Back to the same expected value question from yesterday, but this time I want to calculate my standard deviation.

To refresh on the details:

I am going to deposit $250.
They will match my deposit.
I can bet with my $500 bankroll.
When I withdraw, $250 is deducted from my cashout.

So if I play 1 hand of baccarat and bet on banker until there is not a tie:

50.68% -> balance = $975 -> cashout = $725
49.32% -> balance = 0 -> cashout = $0

So expected value = 117.48

0.506852033______475______240.7547157
0.493150343_____-250_____-123.2875858
__________________________117.4671299


What is the standard deviation of this?

When I calculate the standard deviation bu taking 240.75 and -123.29 as the other I get 257.42 which I think is wrong since the probabilities of each result occuring isn't 50/50 but 50.68%/49.32%.

So I lined up in excel 5069 cells containing 240.75 and then 4931 cells containing -123.28 and then found the standard deviation of this to be 182.01. This I feel should be correct since the sample size now represents the expected ratio of results.

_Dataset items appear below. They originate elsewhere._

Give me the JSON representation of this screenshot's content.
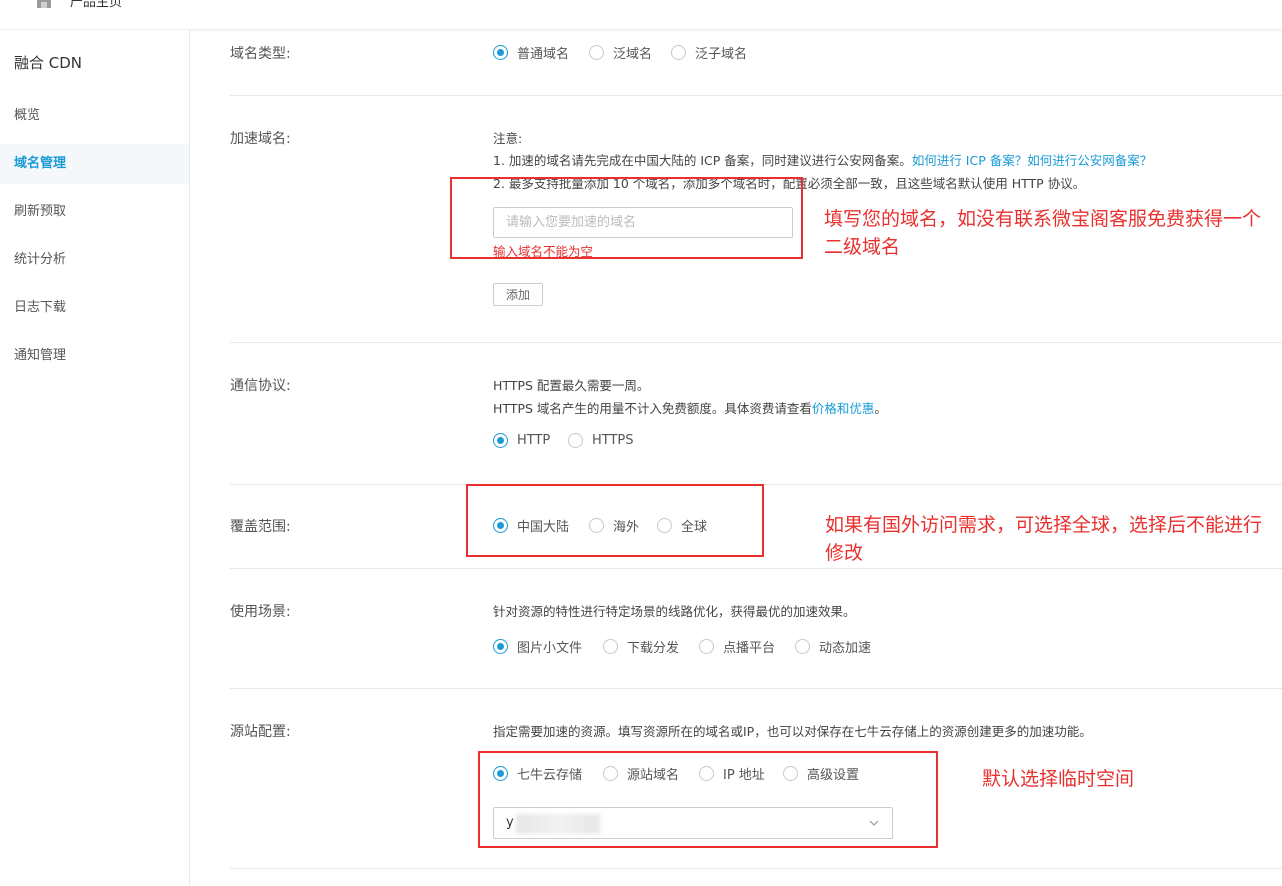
{
  "topbar": {
    "home_label": "产品主页",
    "home_icon": "home-icon"
  },
  "sidebar": {
    "product_title": "融合 CDN",
    "items": [
      {
        "label": "概览",
        "active": false
      },
      {
        "label": "域名管理",
        "active": true
      },
      {
        "label": "刷新预取",
        "active": false
      },
      {
        "label": "统计分析",
        "active": false
      },
      {
        "label": "日志下载",
        "active": false
      },
      {
        "label": "通知管理",
        "active": false
      }
    ]
  },
  "form": {
    "domain_type": {
      "label": "域名类型:",
      "options": [
        "普通域名",
        "泛域名",
        "泛子域名"
      ],
      "selected": "普通域名"
    },
    "accel_domain": {
      "label": "加速域名:",
      "note_title": "注意:",
      "note_1": "1. 加速的域名请先完成在中国大陆的 ICP 备案，同时建议进行公安网备案。",
      "note_1_link": "如何进行 ICP 备案？如何进行公安网备案？",
      "note_2": "2. 最多支持批量添加 10 个域名，添加多个域名时，配置必须全部一致，且这些域名默认使用 HTTP 协议。",
      "input_placeholder": "请输入您要加速的域名",
      "input_value": "",
      "error": "输入域名不能为空",
      "add_button": "添加"
    },
    "protocol": {
      "label": "通信协议:",
      "desc_1": "HTTPS 配置最久需要一周。",
      "desc_2": "HTTPS 域名产生的用量不计入免费额度。具体资费请查看",
      "desc_2_link": "价格和优惠",
      "desc_2_end": "。",
      "options": [
        "HTTP",
        "HTTPS"
      ],
      "selected": "HTTP"
    },
    "coverage": {
      "label": "覆盖范围:",
      "options": [
        "中国大陆",
        "海外",
        "全球"
      ],
      "selected": "中国大陆"
    },
    "scenario": {
      "label": "使用场景:",
      "desc": "针对资源的特性进行特定场景的线路优化，获得最优的加速效果。",
      "options": [
        "图片小文件",
        "下载分发",
        "点播平台",
        "动态加速"
      ],
      "selected": "图片小文件"
    },
    "origin": {
      "label": "源站配置:",
      "desc": "指定需要加速的资源。填写资源所在的域名或IP，也可以对保存在七牛云存储上的资源创建更多的加速功能。",
      "options": [
        "七牛云存储",
        "源站域名",
        "IP 地址",
        "高级设置"
      ],
      "selected": "七牛云存储",
      "bucket_value": "y"
    }
  },
  "annotations": {
    "domain_note": "填写您的域名，如没有联系微宝阁客服免费获得一个二级域名",
    "coverage_note": "如果有国外访问需求，可选择全球，选择后不能进行修改",
    "origin_note": "默认选择临时空间",
    "color": "#e8312f"
  },
  "colors": {
    "accent": "#1a9bd7",
    "error": "#e8312f"
  }
}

Is the second way the proper way to do this?

Thanks.

[ QUOTE ]
Back to the same expected value question from yesterday, but this time I want to calculate my standard deviation.

To refresh on the details:

I am going to deposit $250.
They will match my deposit.
I can bet with my $500 bankroll.
When I withdraw, $250 is deducted from my cashout.

So if I play 1 hand of baccarat and bet on banker until there is not a tie:

50.68% -> balance = $975 -> cashout = $725
49.32% -> balance = 0 -> cashout = $0

So expected value = 117.48

0.506852033______475______240.7547157
0.493150343_____-250_____-123.2875858
__________________________117.4671299


What is the standard deviation of this?

When I calculate the standard deviation bu taking 240.75 and -123.29 as the other I get 257.42 which I think is wrong since the probabilities of each result occuring isn't 50/50 but 50.68%/49.32%.

So I lined up in excel 5069 cells containing 240.75 and then 4931 cells containing -123.28 and then found the standard deviation of this to be 182.01. This I feel should be correct since the sample size now represents the expected ratio of results.

Is the second way the proper way to do this?

Thanks.

[/ QUOTE ]

No, doing it that way you would have to enter your results of 475 and -250. You can use this formula, where E(x) is the expected value of x:

variance(x) = E(x^2) - [E(x)]^2

variance = 0.506852033 * (475)^2 + 0.493150343 * (-250)^2 - (117.47)^2

standard deviation = sqrt(variance) = 362.47

[ QUOTE ]
[ QUOTE ]
snip
I am going to deposit $250.
They will match my deposit.
I can bet with my $500 bankroll.
When I withdraw, $250 is deducted from my cashout.

So if I play 1 hand of baccarat and bet on banker until there is not a tie:

50.68% -> balance = $975 -> cashout = $725
49.32% -> balance = 0 -> cashout = $0

So expected value = 117.48

0.506852033______475______240.7547157
0.493150343_____-250_____-123.2875858
__________________________117.4671299


What is the standard deviation of this?

snip

[/ QUOTE ]

No, doing it that way you would have to enter your results of 475 and -250. You can use this formula, where E(x) is the expected value of x:

variance(x) = E(x^2) - [E(x)]^2

variance = 0.506852033 * (475)^2 + 0.493150343 * (-250)^2 - (117.47)^2

standard deviation = sqrt(variance) = 362.47

[/ QUOTE ]

Or the equally correct (but usually less practical) alternative formula:
Var[X] = Sum ((X - E[X])^2 * P(x))
Here Var[X] = (475-117.47)^2*.50685 + (-250-117.47)^2*.49315
Var[X]= 131381 and SDev[X]=362.47 as above.